Terrible. I was initially bummed when I realized that this series had left the capable hands of Brian Bendis, but I had read one series by Dan Slott before, a pretty funny (in my memory) in-continuity parody called the Great Lakes Avengers, so I decided to be optimistic. I allowed myself to have high hopes going in. Destroyed. Worse than never being funny, this book never stops failing to be funny. There's a reference to Taylor Swift MP3s in the first few pages. Nope. Shut it down.
In a post a few days ago, I talked about how annoying it can be when an author tries to write dialogue for Thor without an appropriate sense of the rhythms and nuances of Asgardian speech. If they just give it their best two-dollar British, the character quickly starts to sound false, and you start to dread each additional speech bubble. Here's an author who finds a way to ignore the intricacies of not only his Asgarians, but to also mangle the necessary syntactical discretion due Hercules, the Hulk, robots, teenagers, and scientists. There is a dialectical sophistication required to adequately portray these characters. Readers expect them to project certain voices. It's a shame when an author doesn't bother to respect that, and it's a minor calamity when he does it just for the sake of a joke as weak as these.
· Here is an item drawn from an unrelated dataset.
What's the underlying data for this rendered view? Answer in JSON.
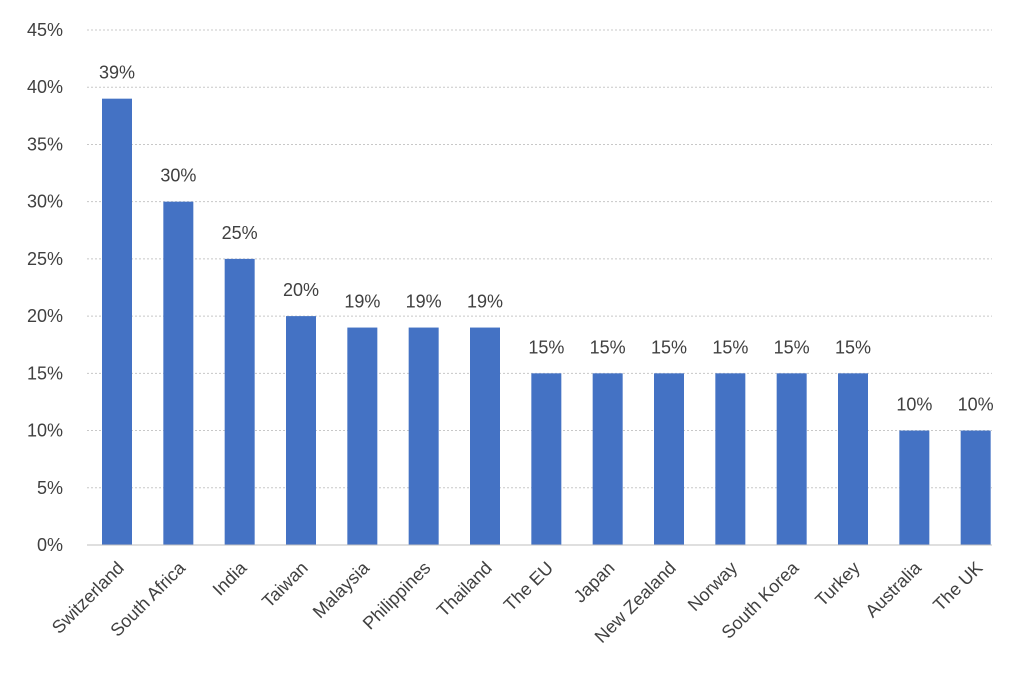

Khoi Pham's art is serviceable but never impressive. I'm tired of trying to find ways to describe uninteresting art, so that's all you get.
Worse, he not only drags down these issues with his indistinct filler, but is also given the opportunity to leave his mark on the series by designing a new costume for the triumphant return of Hank Pym, who helped found the Avengers as Ant-man. Immortalizing his dead wife, The Wasp, by adapting her persona? Interesting. Toying with gender identity in a superhero book? Neat. But you can't replace even the least iconic of Pym's many superhero identities with brown stripes and sunglasses.
The only thing this book has going for it is what is inherent to it regardless of the team: technically, it's the Avengers. The only reason to read this book is to know what happens next, to get to the other side, where hopefully, someone more deserving can pick up the pieces and craft a worthy contribution to the saga. Eventually, though, you have to wonder how bad, how boring, a particular team of creators would have to be before that motivation no longer warrants your attention. How bad do they have to make Avengers before "being Avengers" becomes a negative instead of a positive? As of now, we're closer than ever.